Kurgusu gereği demiştim biraz önce, ondan bahsedeyim. Kitabı, birinci ağızdan anlatan Yusuf. Yanında Şair de var. İlerleyen sayfalardan itibaren bir bölüm bu şekilde bir bölüm de hikaye olacak şekilde ilerliyor kitap. Her hikaye bölümü farklı karakterlerin dilinden olabiliyor. Yani evet, bu şu demek: kitap ilerledikçe taşlar yerine oturuyor ve kitabın ismindeki Bir İntikam Romanı hakkını vermeye başlıyor. Bu arada intikamın da Yusuf'un babası Oğuz'a, hatta belki de Ahmet'e ait olduğunu belirtmekte fayda var.

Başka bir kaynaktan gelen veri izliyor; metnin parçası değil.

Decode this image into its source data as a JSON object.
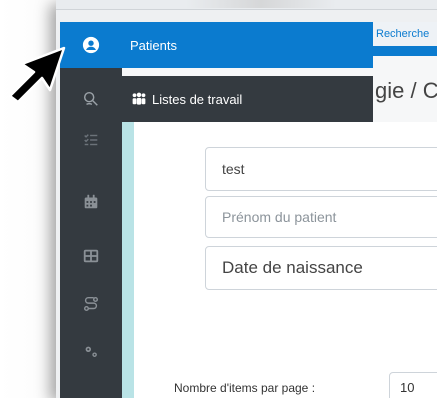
{
  "menu": {
    "patients_label": "Patients",
    "worklists_label": "Listes de travail"
  },
  "header": {
    "search_tab": "Recherche",
    "title_fragment": "gie / C"
  },
  "form": {
    "last_name_value": "test",
    "first_name_placeholder": "Prénom du patient",
    "birthdate_placeholder": "Date de naissance"
  },
  "pagination": {
    "items_per_page_label": "Nombre d'items par page :",
    "items_per_page_value": "10"
  },
  "colors": {
    "accent": "#0b7bcf",
    "sidebar": "#343a40",
    "teal": "#b9e3e6"
  }
}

Bir ilk eser için başarılı ve etkileyici bir kitap Tol. O açıdan bakmakta da fayda var. Har ve Bazuka isminde iki kitap daha yazmış Uyurkulak sonradan. Onları da okumayı düşünüyorum. Edebiyatımızın böyle yazarlara ihtiyacı var gerçekten.

Gelelim kitabın kendisinden bağımsız olarak benim için olan önemine. Geçmiş zamanda bir vakit, bir hafta sonu vakti, kapı çaldı. Anam, kargo gelmiş. Biz fatura falan bekliyorduk halbuki. Lan? Hem de bana gelmiş. Ne gelmiş? Tol gelmiş. Yanında bir de zevvvvzek mi zevzek notla gelmiş. Ama o notu yayınlayıp sayın göndericiyi rencide etmeyeceğim. O değil de ne kral arkadaşlarım var, değil mi? Herkese lazım valla. Huzurlarınızda kendisine teşekkür ederim. Cabin crew slides armed and cross check, hahaha... :))

Bu kitabı aslında herkese tavsiye etmezdim ama bir başlayın, ilk yirmi sayfa sonunda baktınız gitmiyor, bakmazsınız daha. Bir şans verin yani. Ünlü bir düşünürün de dediği gibi 'hayat okumak için var'. Üstüne söze ne hacet? Halbuki ben böyle bir laf edecek olsam 'hayat yemek yemek için var' falan derdim ancak. Beyin nakilleri başladı mı acaba? Bedava falan diyorlardı bir ara, n'oldu o?

Ben gidip bi' araştırayım o konuyu. Sizler de kendinize has bakın. Yeni kitaplarla tekrar görüşmek dileğiyle...

İNANILMAZ AMA GERÇEK GÜNCELLEMESİ: Efendim, bu kadar da olmaz. Benim yazımdan intihal yapılmış. Buyrun, aha da burada! El insaf ya, bu kadar da olmaz. İnsan kaynak belirtir en azından. Yazıklar olsun.